Berkata Imam Al-Hasan, “Bahwasanya selalu akan ada dua lintasan hati pada manusia, satu lintasan hati berasal dari Allah SWT dan satu lintasan lainnya berasal dari musuh (syaitan). Semoga Allah SWT merahmati seorang hamba yang selalu melaksanakan semua lintasan yang datang daripada Allah SWT dan selalu menolak serta melawan semua lintasan yang datang dari musuh.”

Pada dasarnya hati manusia dapat menerima lintasan yang diciptakan oleh syaitan maupun lintasan yang diciptakan oleh malaikat dengan kadar kesetaraan yang sama. Hanya saja terkadang manusia itu berbeda jika salah satu daripada dua sisi tersebut lebih kuat, misalnya lebih kuat untuk menerapkan tuntutan dan keinginan hawa nafsu maka berarti telah tampak pada dirinya penguasaan syaitan di dalam hatinya sehingga hati itu menjadi tempat berlalu lalangnya syaitan. Karena hawa nafsu merupakan ladang daripada syaitan itu dan tempat gembalanya. Akan tetapi jika seorang manusia selalu melawan hawa nafsunya dan tidak membiarkannya mengendalikan dirinya serta meniru akhlaknya para malaikat dan mengikuti ajakannya, maka jadilah hati itu tempat bersemayamnya para malaikat dan tempat berlalu lalangnya para malaikat itu. Dan tatkala hati itu belum lepas daripada hawa nafsu, marah, rakus, tamak dan panjang angan-angan serta yang lainnya daripada sifat manusia dan tabiatnya yang selalu tidak kenyang-kenyang mengikuti tuntutan hawa nafsunya, maka hati tersebut menjadi tempat wira-wirinya syaitan untuk merusak hati itu. Oleh karena itu Nabi bersabda:

 

قَالَ مَا مِنْكُمْ مِنْ أَحَدٍ إِلَّا وَقَدْ وُكِّلَ بِهِ قَرِينُهُ مِنْ الْجِنِّ ، قَالُوا وَإِيَّاكَ يَا رَسُولَ اللَّهِ؟ قَالَ وَإِيَّايَ إِلَّا أَنَّ اللَّهَ أَعَانَنِي عَلَيْهِ فَأَسْلَمَ فَلَا يَأْمُرُنِي إِلَّا بِخَيْرٍ . (رواه مسلم وأحمد

Tidak ada seorangpun dari kalian kecuali ada syaitannya. Maka para sahabat bertanya, “Walaupun engkau wahai Rosul?” Maka Nabi   menjawab, “Dan aku juga, hanya saja Allah SWT telah membantuku untuk mengatasinya sehingga aku selamat darinya dan dia tidak memerintahkan aku kecuali dengan kebaikan.” (H.R. Muslim-Ahmad)WT

Kesimpulannya tatkala hati manusia itu tidak terlepas daripada bermuaranya lintasan-lintasan syaitan (was-was) dan juga bermuaranya lintasan-lintasan malaikat (ilham), maka sebagaimana telah disebutkan didalam hadits Nabi jika kita itu memenangkan lintasan malaikat berarti kita menjadi manusia yang baik. Dan sebaliknya, jika kita mengikuti lintasan yang diciptakan oleh syaitan maka kita akan menjadi manusia yang jahat.

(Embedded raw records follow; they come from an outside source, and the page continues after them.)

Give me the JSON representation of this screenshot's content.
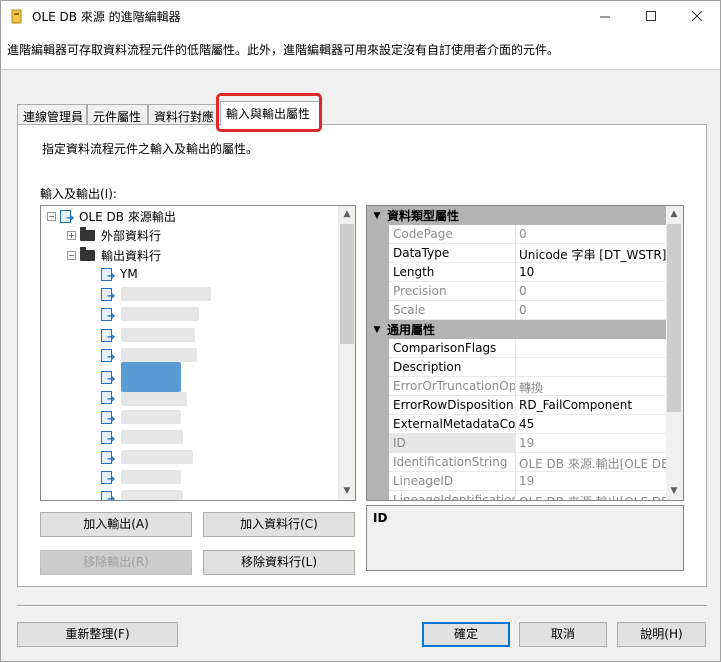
{
  "window": {
    "title": "OLE DB 來源 的進階編輯器",
    "description": "進階編輯器可存取資料流程元件的低階屬性。此外，進階編輯器可用來設定沒有自訂使用者介面的元件。"
  },
  "tabs": [
    "連線管理員",
    "元件屬性",
    "資料行對應",
    "輸入與輸出屬性"
  ],
  "panel": {
    "description": "指定資料流程元件之輸入及輸出的屬性。",
    "io_label": "輸入及輸出(I):"
  },
  "tree": {
    "root": "OLE DB 來源輸出",
    "external_columns": "外部資料行",
    "output_columns": "輸出資料行",
    "first_column": "YM"
  },
  "buttons": {
    "add_output": "加入輸出(A)",
    "add_column": "加入資料行(C)",
    "remove_output": "移除輸出(R)",
    "remove_column": "移除資料行(L)",
    "refresh": "重新整理(F)",
    "ok": "確定",
    "cancel": "取消",
    "help": "說明(H)"
  },
  "properties": {
    "cat1": "資料類型屬性",
    "cat2": "通用屬性",
    "rows1": [
      {
        "name": "CodePage",
        "value": "0",
        "ro": true
      },
      {
        "name": "DataType",
        "value": "Unicode 字串 [DT_WSTR]",
        "ro": false
      },
      {
        "name": "Length",
        "value": "10",
        "ro": false
      },
      {
        "name": "Precision",
        "value": "0",
        "ro": true
      },
      {
        "name": "Scale",
        "value": "0",
        "ro": true
      }
    ],
    "rows2": [
      {
        "name": "ComparisonFlags",
        "value": "",
        "ro": false
      },
      {
        "name": "Description",
        "value": "",
        "ro": false
      },
      {
        "name": "ErrorOrTruncationOpe",
        "value": "轉換",
        "ro": true
      },
      {
        "name": "ErrorRowDisposition",
        "value": "RD_FailComponent",
        "ro": false
      },
      {
        "name": "ExternalMetadataColu",
        "value": "45",
        "ro": false
      },
      {
        "name": "ID",
        "value": "19",
        "ro": true
      },
      {
        "name": "IdentificationString",
        "value": "OLE DB 來源.輸出[OLE DB",
        "ro": true
      },
      {
        "name": "LineageID",
        "value": "19",
        "ro": true
      },
      {
        "name": "LineageIdentificationS",
        "value": "OLE DB 來源.輸出[OLE DB",
        "ro": true
      }
    ],
    "description_title": "ID"
  }
}
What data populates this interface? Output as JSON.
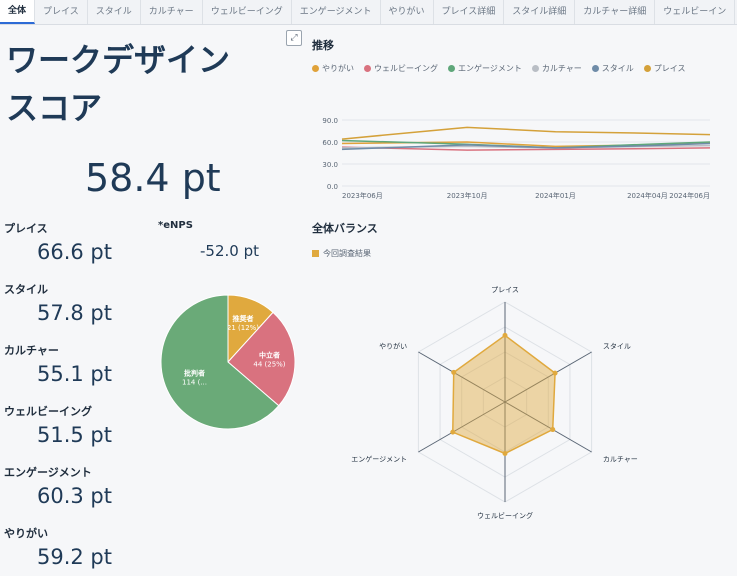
{
  "tabs": [
    "全体",
    "プレイス",
    "スタイル",
    "カルチャー",
    "ウェルビーイング",
    "エンゲージメント",
    "やりがい",
    "プレイス詳細",
    "スタイル詳細",
    "カルチャー詳細",
    "ウェルビーイン"
  ],
  "title": "ワークデザインスコア",
  "overall": "58.4 pt",
  "metrics": [
    {
      "label": "プレイス",
      "value": "66.6 pt"
    },
    {
      "label": "スタイル",
      "value": "57.8 pt"
    },
    {
      "label": "カルチャー",
      "value": "55.1 pt"
    },
    {
      "label": "ウェルビーイング",
      "value": "51.5 pt"
    },
    {
      "label": "エンゲージメント",
      "value": "60.3 pt"
    },
    {
      "label": "やりがい",
      "value": "59.2 pt"
    }
  ],
  "enps": {
    "label": "*eNPS",
    "value": "-52.0 pt"
  },
  "colors": {
    "yarigai": "#e0a23a",
    "wellbeing": "#d9727f",
    "engagement": "#5fa77a",
    "culture": "#b9bec5",
    "style": "#6f8ca8",
    "place": "#d4a13a",
    "pie_promoter": "#e0a93e",
    "pie_neutral": "#d9727f",
    "pie_critic": "#6aaa78",
    "radar": "#e0a93e"
  },
  "chart_data": [
    {
      "type": "line",
      "title": "推移",
      "x": [
        "2023年06月",
        "2023年10月",
        "2024年01月",
        "2024年04月",
        "2024年06月"
      ],
      "ylim": [
        0,
        90
      ],
      "yticks": [
        "0.0",
        "30.0",
        "60.0",
        "90.0"
      ],
      "series": [
        {
          "name": "やりがい",
          "values": [
            58,
            60,
            54,
            56,
            59
          ]
        },
        {
          "name": "ウェルビーイング",
          "values": [
            53,
            49,
            50,
            51,
            52
          ]
        },
        {
          "name": "エンゲージメント",
          "values": [
            62,
            57,
            52,
            57,
            60
          ]
        },
        {
          "name": "カルチャー",
          "values": [
            52,
            54,
            52,
            54,
            55
          ]
        },
        {
          "name": "スタイル",
          "values": [
            50,
            56,
            52,
            55,
            58
          ]
        },
        {
          "name": "プレイス",
          "values": [
            64,
            80,
            74,
            72,
            70
          ]
        }
      ]
    },
    {
      "type": "pie",
      "slices": [
        {
          "name": "推奨者",
          "label": "推奨者",
          "detail": "21 (12%)",
          "value": 21
        },
        {
          "name": "中立者",
          "label": "中立者",
          "detail": "44 (25%)",
          "value": 44
        },
        {
          "name": "批判者",
          "label": "批判者",
          "detail": "114 (...",
          "value": 114
        }
      ]
    },
    {
      "type": "radar",
      "title": "全体バランス",
      "legend": "今回調査結果",
      "axes": [
        "プレイス",
        "スタイル",
        "カルチャー",
        "ウェルビーイング",
        "エンゲージメント",
        "やりがい"
      ],
      "values": [
        66.6,
        57.8,
        55.1,
        51.5,
        60.3,
        59.2
      ],
      "max": 100
    }
  ]
}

Untuk mengikuti lintasan malaikat dan melawan lintasan syaitan, membutuhkan dan memerlukan kepada sebuah ilmu berupa sebuah konsep untuk mengatasinya. Maka dari itu penting kiranya untuk kita mempelajari apa yang dijelaskan nantinya supaya kita lebih sigap hingga bersiap untuk melawan godaan hawa nafsu serta bisikan para syaitan dan akan selalu memenangkan lintasan dan bisikan malaikat ketika kedua lintasan tersebut beradu dan saling menjatuhkan. Karena selama manusia itu hidup, maka selama itu pula syaitan tidak akan mengalah dan tidak akan menyerah untuk selalu menggoda dan membisiki manusia. Sehingga pantas tatkala seseorang datang kepada Imam Hasan Al-Basri dan berkata kepadanya, “Wahai Aba Sa’id… apakah syaitan itu tidur?” Maka beliau tersenyum seraya berkata, “Kalau misalnya syaitan itu tidur, maka pasti kami akan rehat darinya.”

Tidak mungkin kita akan selamat dari bisikan syaitan akan tetapi disitu ada jalan untuk melawannya dan juga menguatkan serta memperbesar lintasan dan ilham dari malaikat sehingga dia terhindar dari bisikan dan mudah untuk mengendalikannya. Sebagaimana Nabi telah bersabda:

قال : إِنَّ المُؤمِنَ يُنضِي شَيطَانَهُ كَمَا يُنضِي أَحَدُكُم بَعِيرَهُ فِي السَّفَرِ . (رواه أحمد)

Sesungguhnya seorang mukmin dia akan mengarahkan dan melawan syaitannya sebagaimana seseorang dari kalian mengarahkan dan memaksa untanya didalam perjalanannya. (H.R. Ahmad)

Berkata Qays bin Hajjaj seorang sufi: “Telah berkata kepadaku syaitanku, “Ketika aku masuk kepadamu dalam keadaan aku seperti seekor unta yang sangat besar, akan tetapi sekarang aku menjadi kecil layaknya seekor burung emprit.” Maka aku berkata kepadanya, “Kenapa bisa terjadi hal yang demikian itu?” Lalu dia menjawab, “Engkau telah melelehkan aku dengan banyaknya engkau berdzikir kepada Allah SWT.”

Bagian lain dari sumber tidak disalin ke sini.